The effects of climate change are being felt strongly in California in the form of wildfires. However, it is not the only consequence of global warming that threatens the most populous state in the United States.
A study from the University of California at Los Angeles (UCLA) on Friday shows that global warming has doubled the risk of a mega-flood, which can be as devastating as the Great Flood of 1862.
“In the future scenario, the sequence of storms is greater in almost all respects,” said Daniel Swain, a climate scientist and co-author of the paper, published Friday in the journal Science Advance. “There is more rain overall, heavier rain per hour and stronger wind.”
If a storm similar to the one of 160 years ago occurs in California, more than 10 million people would be displaced, major highways such as Interstates 6 and 80 would be closed for months, and the population of urban centers such as Stockton, Fresno and parts of Los Angeles would be submerged.
All this would cause millionaire losses of over a billion dollars, which would make this flood the most expensive natural disaster in history.
The research projects that turn-of-the-century storms will generate 200% to 400% more erosion in the Sierra Nevada due to increased precipitation and more rain instead of snowfall.

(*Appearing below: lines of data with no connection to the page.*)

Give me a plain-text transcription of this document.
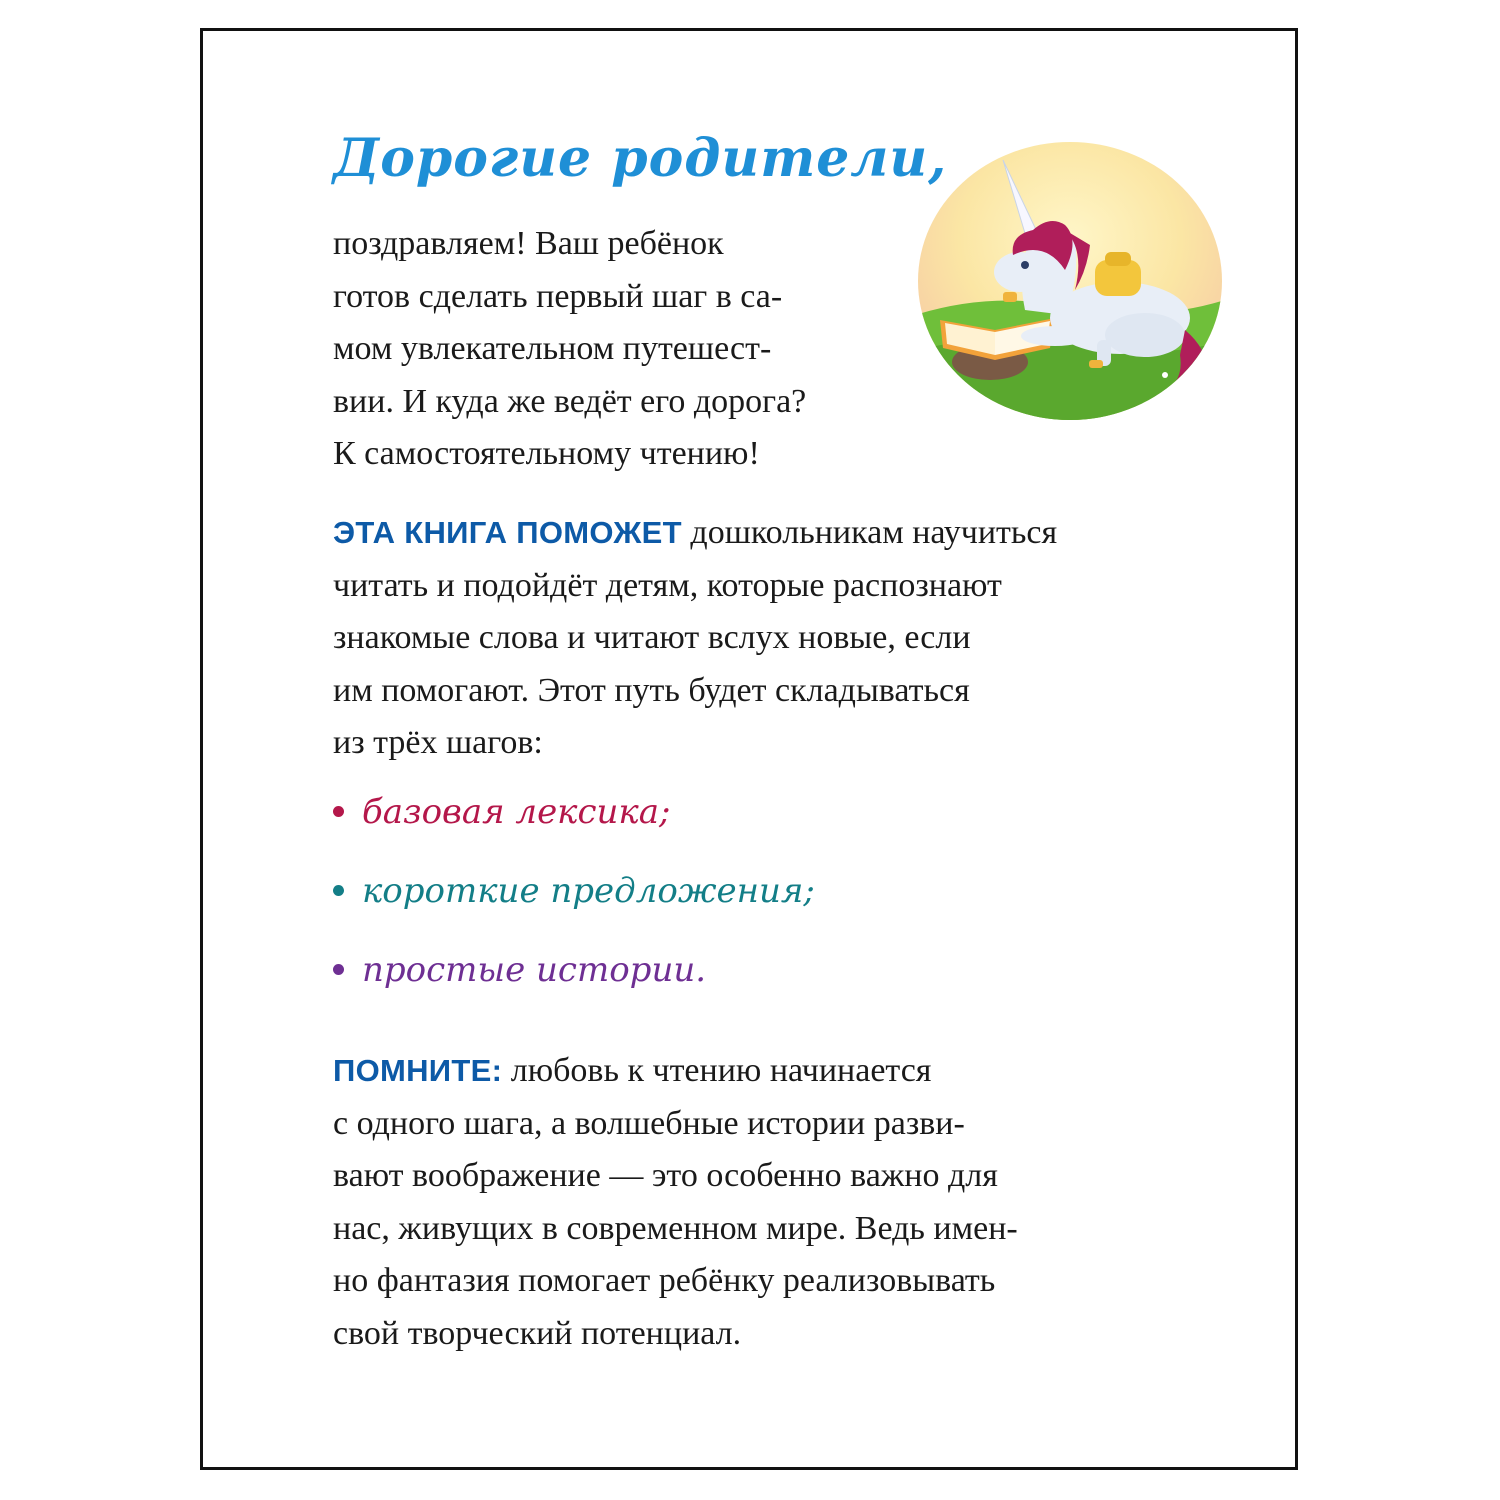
Дорогие родители,

поздравляем! Ваш ребёнок
готов сделать первый шаг в са-
мом увлекательном путешест-
вии. И куда же ведёт его дорога?
К самостоятельному чтению!

ЭТА КНИГА ПОМОЖЕТ дошкольникам научиться
читать и подойдёт детям, которые распознают
знакомые слова и читают вслух новые, если
им помогают. Этот путь будет складываться
из трёх шагов:

базовая лексика;
короткие предложения;
простые истории.

ПОМНИТЕ: любовь к чтению начинается
с одного шага, а волшебные истории разви-
вают воображение — это особенно важно для
нас, живущих в современном мире. Ведь имен-
но фантазия помогает ребёнку реализовывать
свой творческий потенциал.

In total, the research projects that turn-of-the-century storms will generate 200% to 400% more runoff in the Sierra Nevada mountains due to increased precipitation and more precipitation as rain, not snow.
Our initial atmospheric modeling results presented here demonstrate that extremely severe winter storm sequences, previously considered exceptionally rare events, are likely to become much more common under essentially all possible future climate tracks. .
The researchers used a combination of new high-resolution weather models and existing climate models to compare two extreme scenarios: one that would occur about once a century in the recent historical climate, and one in the projected climate of 2081-2100.
Both would involve a long series of storms fed by atmospheric rivers over the course of a month. The document also simulated how the storms would affect parts of California locally.
“There are localized places that get more than 100 inches (250 centimeters) of liquid-equivalent water in the month,” Swain said, referring to the future scenario.
Increased erosion could lead to devastating landslides and debris flows, particularly in mountainous areas burned by wildfires.
The paper, co-authored by climate scientist Xingying Huang, found that historical climate change has already doubled the likelihood of such an extreme storm scenario, building on previous UCLA research showing increases in extreme precipitation events and major flooding. most common in California.
The study also found that “megastorm” risks are likely to rise further with each additional degree of global warming this century.